The guileless, goofy joy of Wayne and Garth seems amateurish compared to the current crop of YouTubers, who carefully curate segments of their lives as product. Even something as benign as the “extreme close-up!” camera gag is meaningless to a generation of would-be influencers who are au fait with every possible filter, setting, and option on Insta. The laugh-out-loud “product placement” scene, wherein Wayne and Garth decry selling out to corporate interests while simultaneously shilling a ridiculous array of products, tastes differently in a world where a sponsorship or “creative partnership” is a big marker of success in the social media realm.

Which is not to say that things are any better or any worse (well, maybe a little worse); just that they’re different, and it’s interesting to look at movie from my youth and find it so out of step with the current media ecosystem. One improvement, however, is that the technology to make content has been democratised. Wayne Campbell had a whole TV studio jammed into his basement, and in itself that was part of the gag. Right now, everyone’s got a better studio in their hip pocket.

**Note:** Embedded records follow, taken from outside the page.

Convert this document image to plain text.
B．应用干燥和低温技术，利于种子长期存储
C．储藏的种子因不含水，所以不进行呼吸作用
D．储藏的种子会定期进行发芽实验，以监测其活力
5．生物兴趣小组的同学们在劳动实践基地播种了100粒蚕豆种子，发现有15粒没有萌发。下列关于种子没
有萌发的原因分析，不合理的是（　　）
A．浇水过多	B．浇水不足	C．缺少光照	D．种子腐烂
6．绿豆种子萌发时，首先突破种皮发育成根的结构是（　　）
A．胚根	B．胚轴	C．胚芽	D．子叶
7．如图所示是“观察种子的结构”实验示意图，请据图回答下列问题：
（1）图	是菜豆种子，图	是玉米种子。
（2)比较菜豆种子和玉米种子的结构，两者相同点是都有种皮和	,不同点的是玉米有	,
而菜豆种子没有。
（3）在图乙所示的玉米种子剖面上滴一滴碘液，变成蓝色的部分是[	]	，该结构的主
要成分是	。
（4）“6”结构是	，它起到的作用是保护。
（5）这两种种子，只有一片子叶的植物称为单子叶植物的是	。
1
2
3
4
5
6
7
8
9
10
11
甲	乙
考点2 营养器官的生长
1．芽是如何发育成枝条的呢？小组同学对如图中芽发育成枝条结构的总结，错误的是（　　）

The media landscape is more crowded than ever, because the lines between creator and audience are breaking down—we’re all becoming both, we’re all watching and being watched, and we’re all competing for attention and having our attention fought for in turn, no matter what stratum of the online world we occupy. Wayne’s World may be dated, but it’s also prescient in unexpected ways. In 2022, we are all Wayne Campbell. Party on.